Ce mouvement est principalement composé de Juifs et d’Arabes originaires des frontières de 1948, qui protestent contre la guerre et exigent la libération des otages, car ils comprennent que la guerre ne nous mènera nulle part et que les deux camps paient en effet un prix très élevé. Cependant, ces voix sont fortement réprimées par le gouvernement, la police et même les responsables locaux – comme le maire de Haïfa, Yona Yahav, qui a déclaré que les manifestations contre la guerre ne devraient pas avoir lieu dans sa ville de Haïfa.
Elias Feroz :
Quel avenir voyez-vous pour Israël-Palestine après la guerre ? Quels seront ses effets à long terme ?
Amos Goldberg :
Rien de bon ne sortira de cette guerre et je ne vois aucune issue à cette impasse. J’ai vécu toute ma vie à Jérusalem en tant qu’activiste et universitaire, agissant et écrivant dans l’espoir du changement. Dans un livre coédité avec mon ami et collègue le professeur Bashir Bashir, The Holocaust and the Nakba : A New Grammar of Trauma and History, et dans d’autres articles que nous avons écrits, nous avons envisagé une solution binationale égalitaire. Cette solution met l’accent sur l’égalité des droits pour tous, tant collectifs qu’individuels. Cette vision semble désormais plus lointaine que la science-fiction.

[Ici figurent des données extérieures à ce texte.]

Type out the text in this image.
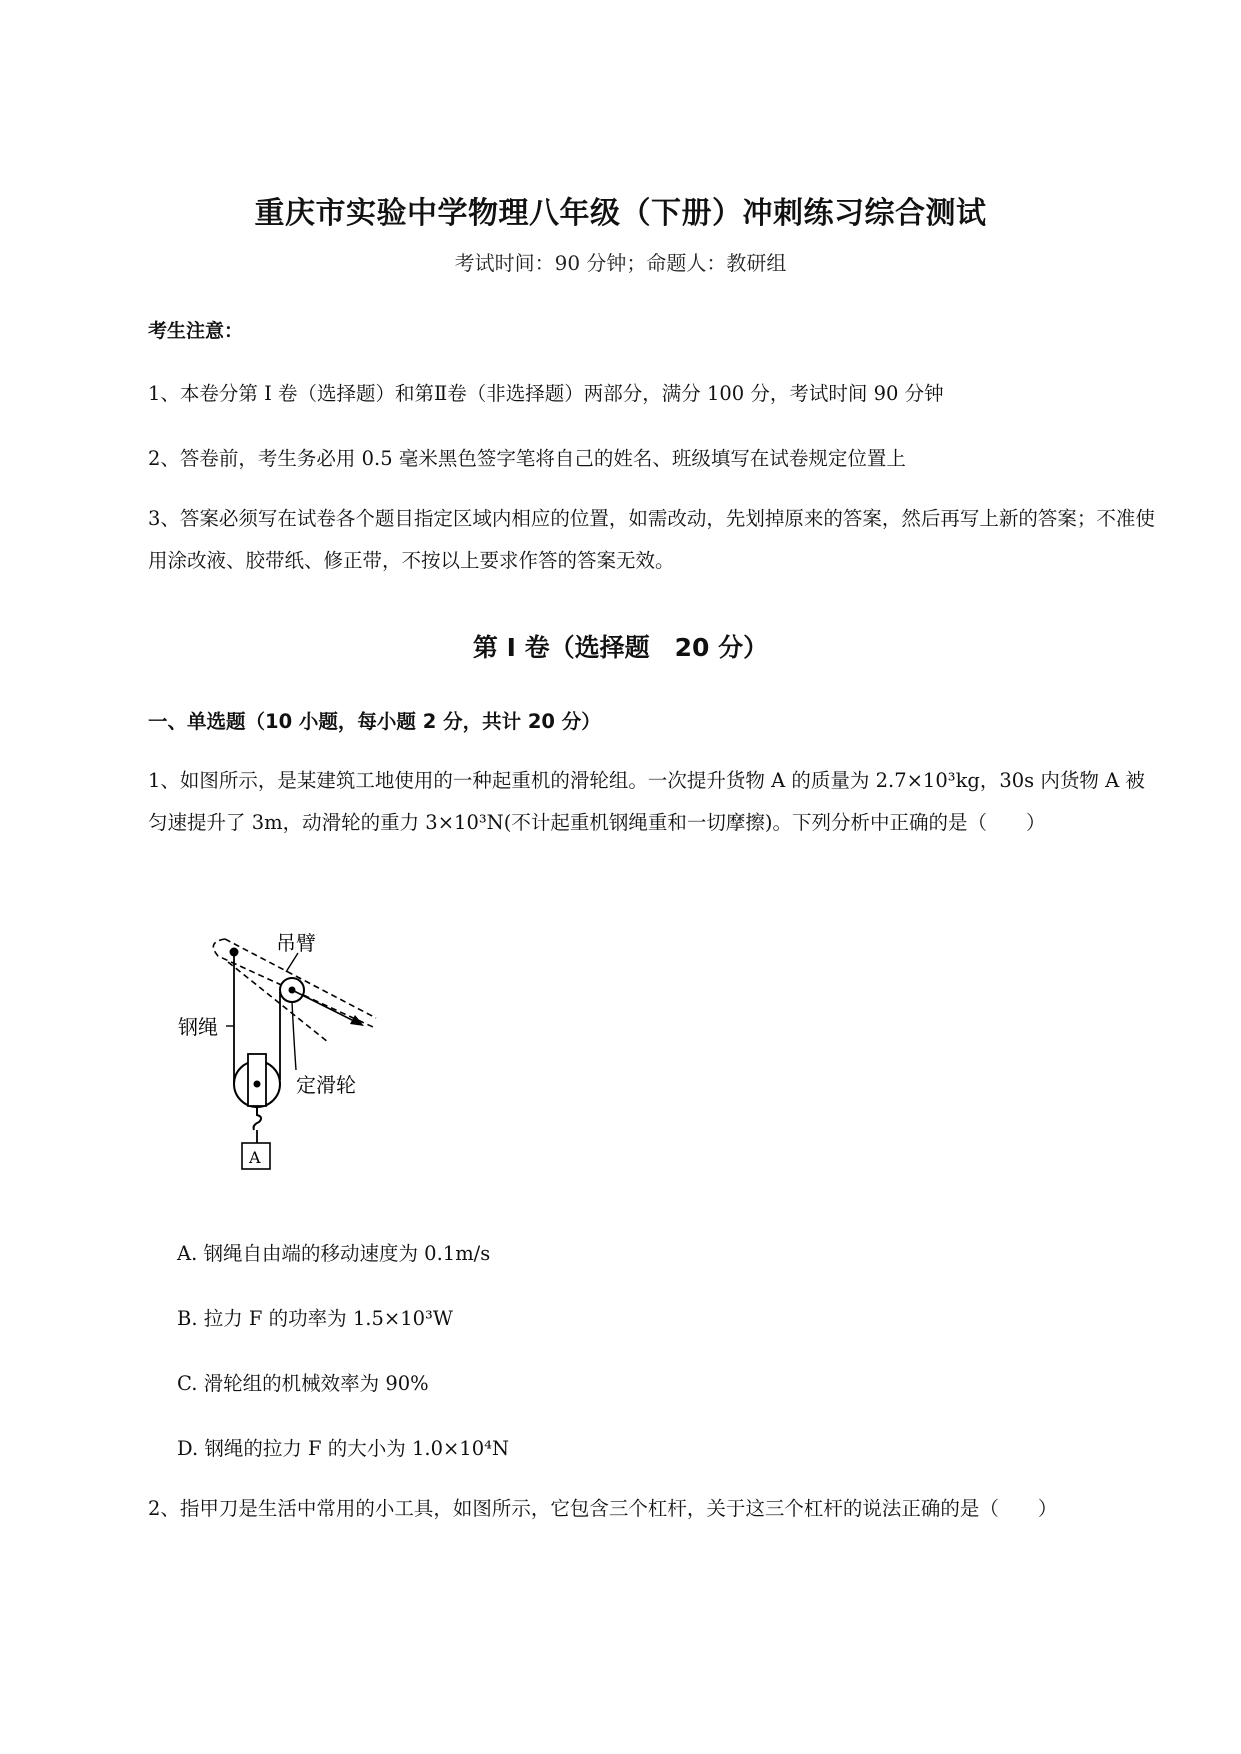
重庆市实验中学物理八年级（下册）冲刺练习综合测试
考试时间：90 分钟；命题人：教研组
考生注意：
1、本卷分第 I 卷（选择题）和第Ⅱ卷（非选择题）两部分，满分 100 分，考试时间 90 分钟
2、答卷前，考生务必用 0.5 毫米黑色签字笔将自己的姓名、班级填写在试卷规定位置上
3、答案必须写在试卷各个题目指定区域内相应的位置，如需改动，先划掉原来的答案，然后再写上新的答案；不准使用涂改液、胶带纸、修正带，不按以上要求作答的答案无效。
第 I 卷（选择题　20 分）
一、单选题（10 小题，每小题 2 分，共计 20 分）
1、如图所示，是某建筑工地使用的一种起重机的滑轮组。一次提升货物 A 的质量为 2.7×10³kg，30s 内货物 A 被匀速提升了 3m，动滑轮的重力 3×10³N(不计起重机钢绳重和一切摩擦)。下列分析中正确的是（　　）
吊臂
钢绳
定滑轮
A
A. 钢绳自由端的移动速度为 0.1m/s
B. 拉力 F 的功率为 1.5×10³W
C. 滑轮组的机械效率为 90%
D. 钢绳的拉力 F 的大小为 1.0×10⁴N
2、指甲刀是生活中常用的小工具，如图所示，它包含三个杠杆，关于这三个杠杆的说法正确的是（　　）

La solution à deux États n’est également qu’un écran de fumée utilisé par la communauté internationale, car il n’existe aucune voie réaliste pour parvenir à une solution viable à deux États qui garantisse aux Palestiniens leurs droits. L’expansion des colonies ne lui laisse aucune place et l’idée de deux États égaux n’est même pas envisagée. Même les propositions les plus progressistes de la gauche israélienne et de la communauté internationale ne répondent pas au niveau minimum de dignité, de souveraineté et d’indépendance que les Palestiniens peuvent accepter. Au sein de la société israélienne, le racisme, la violence, le militarisme et la focalisation narcissique sur la seule souffrance israélienne sont si répandus qu’il n’y a pratiquement aucun soutien public en faveur d’une solution autre que davantage de force et de meurtres.
Le statu quo n’est pas viable et continuera de conduire à davantage de violence. Israël, qui n’a jamais été une démocratie à part entière, perd même ses caractéristiques démocratiques partielles. Aujourd’hui, entre le Jourdain et la mer Méditerranée, environ 7,5 millions de Juifs et 7,5 millions de Palestiniens sont sous contrôle israélien. Les premiers jouissent de tous les droits tandis que les seconds ne jouissent d’aucun droit ou de droits partiels. La société juive israélienne devient de plus en plus militante, expansionniste et autoritaire. L’Allemagne, les États-Unis et la plupart des pays occidentaux ont largement contribué à l’impasse actuelle. Je suis très pessimiste et déprimé quant à l’avenir. Je dis cela avec une grande tristesse car Israël est ma société et ma maison.
Néanmoins, l’histoire nous a montré que l’avenir peut être imprévisible et que les choses changeront peut-être pour le mieux, mais cela nécessite une immense pression internationale. Cette notion abstraite est mon seul espoir.